At Instructure we essentially did this last year when we made the switch. We loaded in the initial dataset using pygmy (https://github.com/instructure/pygmy ... basically a wrapper around COPY and friends) and then used a kodama-like script to keep it in sync until we pulled the trigger. We haven't open sourced the replicator yet, as it's a shameful hack ... we were doing statement-based replication, which makes query translation super brittle (yay regexes!) if you do much beyond basic ORM stuff, due to differences between the two dbs.

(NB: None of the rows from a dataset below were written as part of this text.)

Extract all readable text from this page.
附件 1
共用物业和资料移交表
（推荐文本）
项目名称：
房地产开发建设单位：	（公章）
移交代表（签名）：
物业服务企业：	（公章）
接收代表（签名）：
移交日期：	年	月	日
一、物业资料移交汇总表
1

No matter how you go about it, there are lots of little gotchas like updating your sequences, converting tinyints to booleans, etc. Should be interesting to see where this project goes, since MySQL -> Postgres is the current trend.

kppullin · on Dec 2, 2012

I'm curious as to what other factors drove the MySQL to Postgres conversion. Can you share any additional details (I assume it's not just because Postgres is the new hotness :] )?

jenseng · on Dec 2, 2012

There were several factors, but the two big categories were:

1. Familiarity. The original decision to use MySQL was arbitrary, and as the team grew, we just so happened to hire lots of postgres-philes.

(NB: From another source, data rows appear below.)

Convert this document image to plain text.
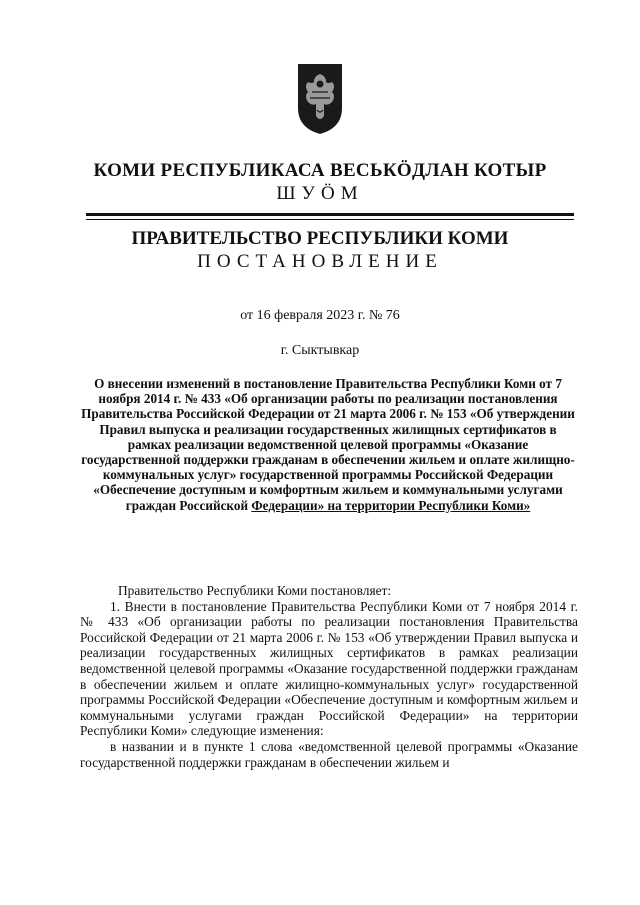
КОМИ РЕСПУБЛИКАСА ВЕСЬКӦДЛАН КОТЫР
ШУӦМ
ПРАВИТЕЛЬСТВО РЕСПУБЛИКИ КОМИ
ПОСТАНОВЛЕНИЕ
от 16 февраля 2023 г. № 76
г. Сыктывкар
О внесении изменений в постановление Правительства Республики Коми от 7 ноября 2014 г. № 433 «Об организации работы по реализации постановления Правительства Российской Федерации от 21 марта 2006 г. № 153 «Об утверждении Правил выпуска и реализации государственных жилищных сертификатов в рамках реализации ведомственной целевой программы «Оказание государственной поддержки гражданам в обеспечении жильем и оплате жилищно-коммунальных услуг» государственной программы Российской Федерации «Обеспечение доступным и комфортным жильем и коммунальными услугами граждан Российской Федерации» на территории Республики Коми»

Правительство Республики Коми постановляет:

1. Внести в постановление Правительства Республики Коми от 7 ноября 2014 г. № 433 «Об организации работы по реализации постановления Правительства Российской Федерации от 21 марта 2006 г. № 153 «Об утверждении Правил выпуска и реализации государственных жилищных сертификатов в рамках реализации ведомственной целевой программы «Оказание государственной поддержки гражданам в обеспечении жильем и оплате жилищно-коммунальных услуг» государственной программы Российской Федерации «Обеспечение доступным и комфортным жильем и коммунальными услугами граждан Российской Федерации» на территории Республики Коми» следующие изменения:

в названии и в пункте 1 слова «ведомственной целевой программы «Оказание государственной поддержки гражданам в обеспечении жильем и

2. Death by a million paper cuts. Locking/slowdowns as load increased. Useless EXPLAINs and naive query planning. Truncation (rather than rejection) of VARCHARSs and INTs that exceed length constraints. Having to rewrite queries in weird ways and/or use MySQL-specific syntax to work around performance issues. Lack of partial and expression indexes. No transactional DDL support.

Additionally, the stars aligned. We had a very large customer -- about as big as our other customers combined (up to that point) -- that wanted an on-premise Postgres install, so we added support for it. Eventually the customer opted to move it into our cloud. We didn't want to have to maintain multiple types of database clusters, so we just moved everything to Postgres.

noplay · on Dec 2, 2012

A similar work in progress project for Python: https://github.com/noplay/python-mysql-replication

It's fun to see we are working on similar project in the same time.

alfiejohn_ · on Dec 2, 2012

Here's the one that I wrote a while back in Perl that we use at Opera:

  https://github.com/alfie/MySQL--Replication

It's only statement based, but it is serving us well.

sonier · on Dec 2, 2012

This is great, would love to use it to keep MySQL and hive in sync. I will play around with this soon, thanks for the great gem!